The Washington Monument aka The Needle
The World War II Memorial
The Vietnam Veterans' Memorial
The metro stations are conveniently located and during the peak tourist season even offer discounted fare during non-rush hour to encourage tourists to stay off the metros during rush hour.
A very popular springtime ritual on the Mall is the Kite Festival. Area residents and tourists alike head out to the Mall with family and friends with picnic baskets, blankets, footballs and kites. If you're lucky you'll get a bright blue, clear sky as a backdrop to show off your kite-flying skills.
An eagle-shaped kite aims for the top of the Washington monument
Springtime also heralds the Cherry Blossom festival, a period of parades, cookouts and just plain enjoying the cherry blossoms around the tidal basin near the Jefferson Monument.
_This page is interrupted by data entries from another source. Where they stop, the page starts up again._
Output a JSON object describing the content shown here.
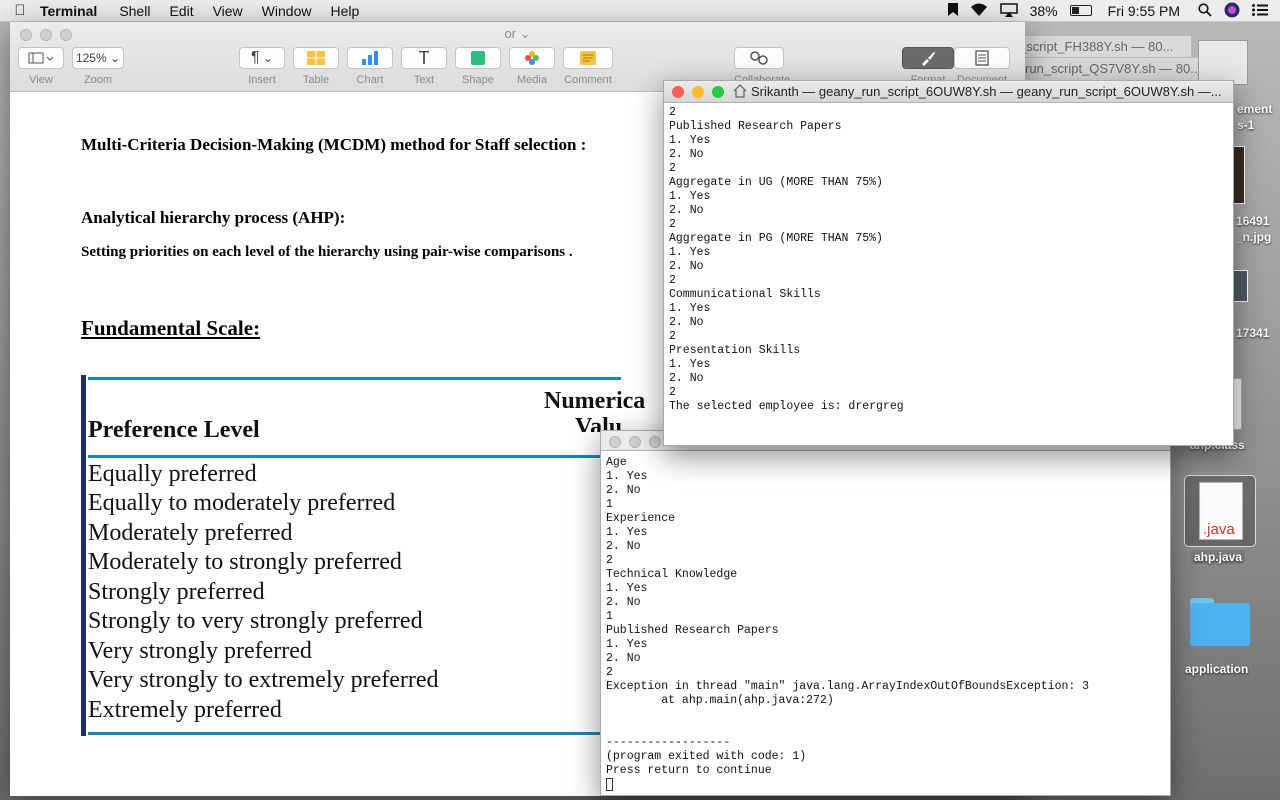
{
  "menubar": {
    "app": "Terminal",
    "items": [
      "Shell",
      "Edit",
      "View",
      "Window",
      "Help"
    ],
    "battery": "38%",
    "clock": "Fri 9:55 PM"
  },
  "pages": {
    "title": "or",
    "toolbar": {
      "view_label": "View",
      "zoom_value": "125%",
      "zoom_label": "Zoom",
      "insert": "Insert",
      "table": "Table",
      "chart": "Chart",
      "text": "Text",
      "shape": "Shape",
      "media": "Media",
      "comment": "Comment",
      "collaborate": "Collaborate",
      "format": "Format",
      "document": "Document"
    },
    "doc": {
      "heading1": "Multi-Criteria Decision-Making (MCDM) method for Staff selection :",
      "heading2": "Analytical hierarchy process (AHP):",
      "para": "Setting priorities on each level of the hierarchy using pair-wise comparisons .",
      "scale_title": "Fundamental Scale:",
      "table_header_pref": "Preference Level",
      "table_header_num_1": "Numerica",
      "table_header_num_2": "Valu",
      "rows": [
        "Equally preferred",
        "Equally to moderately preferred",
        "Moderately preferred",
        "Moderately to strongly preferred",
        "Strongly preferred",
        "Strongly to very strongly preferred",
        "Very strongly preferred",
        "Very strongly to extremely preferred",
        "Extremely preferred"
      ]
    }
  },
  "bg_windows": {
    "tab1": "_script_FH388Y.sh — 80...",
    "tab2": "run_script_QS7V8Y.sh — 80..."
  },
  "term1": {
    "title": "Srikanth — geany_run_script_6OUW8Y.sh — geany_run_script_6OUW8Y.sh —...",
    "lines": [
      "2",
      "Published Research Papers",
      "1. Yes",
      "2. No",
      "2",
      "Aggregate in UG (MORE THAN 75%)",
      "1. Yes",
      "2. No",
      "2",
      "Aggregate in PG (MORE THAN 75%)",
      "1. Yes",
      "2. No",
      "2",
      "Communicational Skills",
      "1. Yes",
      "2. No",
      "2",
      "Presentation Skills",
      "1. Yes",
      "2. No",
      "2",
      "The selected employee is: drergreg"
    ]
  },
  "term2": {
    "lines": [
      "Age",
      "1. Yes",
      "2. No",
      "1",
      "Experience",
      "1. Yes",
      "2. No",
      "2",
      "Technical Knowledge",
      "1. Yes",
      "2. No",
      "1",
      "Published Research Papers",
      "1. Yes",
      "2. No",
      "2",
      "Exception in thread \"main\" java.lang.ArrayIndexOutOfBoundsException: 3",
      "        at ahp.main(ahp.java:272)",
      "",
      "",
      "------------------",
      "(program exited with code: 1)",
      "Press return to continue"
    ]
  },
  "desktop": {
    "label_1": "ement",
    "label_2": "s-1",
    "label_3": "16491",
    "label_4": "_n.jpg",
    "label_5": "17341",
    "label_6": "ahp.class",
    "java_badge": ".java",
    "java_file": "ahp.java",
    "folder": "application"
  },
  "colors": {
    "close": "#fc5f57",
    "minimize": "#fdbc2e",
    "zoom": "#28c840",
    "table_rule": "#1a86b4",
    "table_bar": "#1a2f6b",
    "folder": "#4fb3ef"
  }
}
It pervades news coverage - television cameras and reporters camp out at the basin; the history of the trees' journey from Japan is reiterated every season; there are interviews with park personnel who predict peak blossom days and bemoan the squirrels who ravage the trees - all in one breath; and inteviews with meteorologists who predict peak pollen counts and therefore the worst days for allergy sufferers (unfortunately, of whom I am the flag bearer).
The craziness ends and life heads back to normal, somewhat, when the trees shed all the blossoms, the petals float away to settle on the water in the tidal basin and all you're left with is body of water that looks like a big bowl of strawberry smoothie.